Brögan était dépité. Un bidon dans chaque main, il traînait volontairement des pieds. Il balança ses bidons dans l'herbe enneigée. Le parc se situant dans l'ombre du soleil, la neige persistait encore alors que les températures s'adoucissaient. Ses yeux chocolats parcoururent le paysage, cherchant l'endroit le plus propice pour s'infiltrer dans le champ. Puis, il rampa en dessous du barbelé, prenant garde à ne pas trouer une nouvelle fois son gilet en laine. Ce soir, les moutons étaient agités. Le soleil se couchait, disparaissant derrière les hauts bâtiments de la Capitale. La bibliothèque était perchée sur une colline, de ce fait, il pouvait voir les contours de la ville se dessiner dans le panorama anthracite.

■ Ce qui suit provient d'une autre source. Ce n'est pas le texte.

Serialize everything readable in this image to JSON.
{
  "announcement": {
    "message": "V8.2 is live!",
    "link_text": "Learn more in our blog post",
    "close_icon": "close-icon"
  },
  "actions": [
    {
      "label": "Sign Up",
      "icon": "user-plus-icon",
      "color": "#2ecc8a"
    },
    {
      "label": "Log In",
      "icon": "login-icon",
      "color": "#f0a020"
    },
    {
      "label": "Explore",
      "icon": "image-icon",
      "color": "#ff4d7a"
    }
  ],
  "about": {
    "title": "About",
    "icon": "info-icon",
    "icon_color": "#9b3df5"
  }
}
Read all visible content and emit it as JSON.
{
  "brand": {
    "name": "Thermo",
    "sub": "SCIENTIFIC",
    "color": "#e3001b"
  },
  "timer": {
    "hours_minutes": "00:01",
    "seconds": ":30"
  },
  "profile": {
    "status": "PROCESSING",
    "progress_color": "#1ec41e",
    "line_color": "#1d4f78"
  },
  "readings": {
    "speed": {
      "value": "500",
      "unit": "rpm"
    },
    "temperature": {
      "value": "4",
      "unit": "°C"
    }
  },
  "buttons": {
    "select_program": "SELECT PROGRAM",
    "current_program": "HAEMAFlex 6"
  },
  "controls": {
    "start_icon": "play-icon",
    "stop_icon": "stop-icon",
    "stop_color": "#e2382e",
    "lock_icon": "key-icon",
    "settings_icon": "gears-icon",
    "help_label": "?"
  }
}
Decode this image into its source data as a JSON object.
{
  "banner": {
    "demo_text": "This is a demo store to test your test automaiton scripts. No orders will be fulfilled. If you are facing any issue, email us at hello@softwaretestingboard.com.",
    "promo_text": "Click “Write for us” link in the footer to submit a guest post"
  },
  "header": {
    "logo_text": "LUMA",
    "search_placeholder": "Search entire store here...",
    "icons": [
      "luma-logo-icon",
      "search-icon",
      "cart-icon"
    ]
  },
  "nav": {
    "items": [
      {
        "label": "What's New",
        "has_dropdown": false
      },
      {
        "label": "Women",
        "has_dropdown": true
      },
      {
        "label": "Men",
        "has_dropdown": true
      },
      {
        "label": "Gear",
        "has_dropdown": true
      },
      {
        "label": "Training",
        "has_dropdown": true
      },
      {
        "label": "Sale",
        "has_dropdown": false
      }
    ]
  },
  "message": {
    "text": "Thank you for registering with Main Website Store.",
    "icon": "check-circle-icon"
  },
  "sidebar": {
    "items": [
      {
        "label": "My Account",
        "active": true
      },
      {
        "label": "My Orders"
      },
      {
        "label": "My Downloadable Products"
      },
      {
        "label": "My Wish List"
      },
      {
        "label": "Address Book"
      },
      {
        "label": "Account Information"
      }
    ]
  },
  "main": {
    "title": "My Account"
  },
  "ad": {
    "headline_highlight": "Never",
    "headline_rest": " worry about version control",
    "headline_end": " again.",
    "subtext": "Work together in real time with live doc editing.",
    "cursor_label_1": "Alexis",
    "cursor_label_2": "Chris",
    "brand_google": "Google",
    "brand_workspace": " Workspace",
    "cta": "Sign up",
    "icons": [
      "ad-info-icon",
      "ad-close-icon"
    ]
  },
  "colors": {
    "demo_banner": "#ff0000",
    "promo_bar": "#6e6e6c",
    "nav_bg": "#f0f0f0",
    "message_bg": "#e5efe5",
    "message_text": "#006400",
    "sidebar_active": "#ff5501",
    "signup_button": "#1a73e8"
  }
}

Le garçon, de petite taille, dut se mettre sur la pointe des pieds pour attraper la chaîne rouillée qui lui permettait de descendre un seau dans le puits. Une source habitait les profondeurs de la terre. Il sifflota, imitant les oiseaux qui piaillaient à la lisière de la forêt. Ses sourcils se froncèrent. Il se pencha au dessus du seau. La couleur étrange de l'eau intrigua le garçon. Ses doigts enjôlèrent le liquide écarlate. L'eau autrefois cristalline était d'un rouge exalté. Le puits était encore une fois infesté d'algues ! C'était au tour de Brögan de s'y coller. Il devrait trouver un autre point d'eau potable pour réapprovisionner leurs réserves et il avait clairement la fainéantise de devoir marcher jusqu'à la prochaine source. Elle était à au moins trois kilomètres de marche ! Il choisit la décision qui lui semblait le plus juste et la moins contraignante pour lui : il s'en alla prévenir les autres.

Lorne déposa sa canne contre les pierres du rebords. Il n'était pas rare que des algues polluent l'eau du puits. Les rayons du soleil favorisaient le développement des organismes aquatiques et à cette période, les températures commençaient déjà à se radoucir. Il se pencha en avant, observant d'un œil attentif le fond du puits. Par dessus son épaule, Voss agitait une lampe torche. La couleur apoplectique, renvoyée par les réflexions lumineuses, consternaient le boiteux.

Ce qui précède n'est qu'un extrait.